O ar pinta-se de tons escuros na obscuridade de um relógio que faz soar os ponteiros na tarde que se vai embora. Vejo-te e cada vez que te olho vejo-te envelhecer. As rugas que se vincam no teu rosto, os cabelos brancos que espreitam, as mãos gastas e os olhos esgotados pelo cansaço do teu silêncio dentro de ti.

Sinto-te envelhecer e a luz que vi naquela tarde de verão parece apagar-se em ti. A minha luz. A luz do meu caminho de encontro a mim. A minha luz guia. Essa tua luz que me fez acordar. E adormecer na esperança de uma felicidade desencontrada. A tua minha luz não se pode desvanecer no teu envelhecer que carregas em ti. Sabes que me podes visitar nos meus sonhos e falarmos naquele silêncio que só nós conseguimos compreender. Um silêncio que é só nosso. Não guardes esse teu silêncio do meu silêncio. Partilha esta nossa solidão. Porque preciso dessa tua luz. Não podes envelhecer sem me ajudares a renascer para a vida. Não podes envelhecer porque preciso desesperadamente de acreditar que há vida para mim nesta vida em que caminhamos.

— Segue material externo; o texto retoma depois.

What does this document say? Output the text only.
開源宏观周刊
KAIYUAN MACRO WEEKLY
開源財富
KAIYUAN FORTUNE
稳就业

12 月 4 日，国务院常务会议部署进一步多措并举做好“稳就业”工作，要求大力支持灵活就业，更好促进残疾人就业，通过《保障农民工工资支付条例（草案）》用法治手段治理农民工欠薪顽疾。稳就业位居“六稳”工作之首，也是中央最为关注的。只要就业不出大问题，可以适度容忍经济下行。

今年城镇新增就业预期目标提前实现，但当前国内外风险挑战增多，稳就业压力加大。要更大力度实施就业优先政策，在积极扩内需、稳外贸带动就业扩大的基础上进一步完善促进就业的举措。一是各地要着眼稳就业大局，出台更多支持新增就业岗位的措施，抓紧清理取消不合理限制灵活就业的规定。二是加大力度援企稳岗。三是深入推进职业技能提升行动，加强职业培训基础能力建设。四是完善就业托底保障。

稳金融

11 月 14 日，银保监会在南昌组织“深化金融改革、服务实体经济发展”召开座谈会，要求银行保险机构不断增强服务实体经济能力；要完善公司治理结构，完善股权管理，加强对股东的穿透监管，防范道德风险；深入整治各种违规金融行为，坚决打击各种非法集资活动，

Envelheces num tempo que não perdoa, um tempo que nunca nos perdoou por nos termos perdido um do outro. E continuamos a perder-nos um do outro sem nunca nos encontramos nos nossos braços abraçados. Um tempo que nos envelhece nesta tristeza de não podermos revelar que sabemos quem somos um ao outro, e continuamos a fingir que somos uns estranhos que se cruzam e nada sentem. O tempo que nos envelhece a alma ensinou-nos a disfarçar este amor que guardamos. O tempo que envelhece nesta nossa única e autêntica verdade.

Envelheço no teu envelhecer. Mas não quero voltar a envelhecer sem conhecer o nosso sorriso. Quero escrever a infância das palavras e crescermos. E envelhecermos juntos como nunca pudemos fazer.

Não te quero sentir envelhecer porque ainda preciso de te amar.

Não quero ver o teu rosto envelhecer a cada dia que nos finta, porque preciso que me ensines a amar e tenho medo que o tempo envelheça e não nos deixe amar a vida uma vez mais.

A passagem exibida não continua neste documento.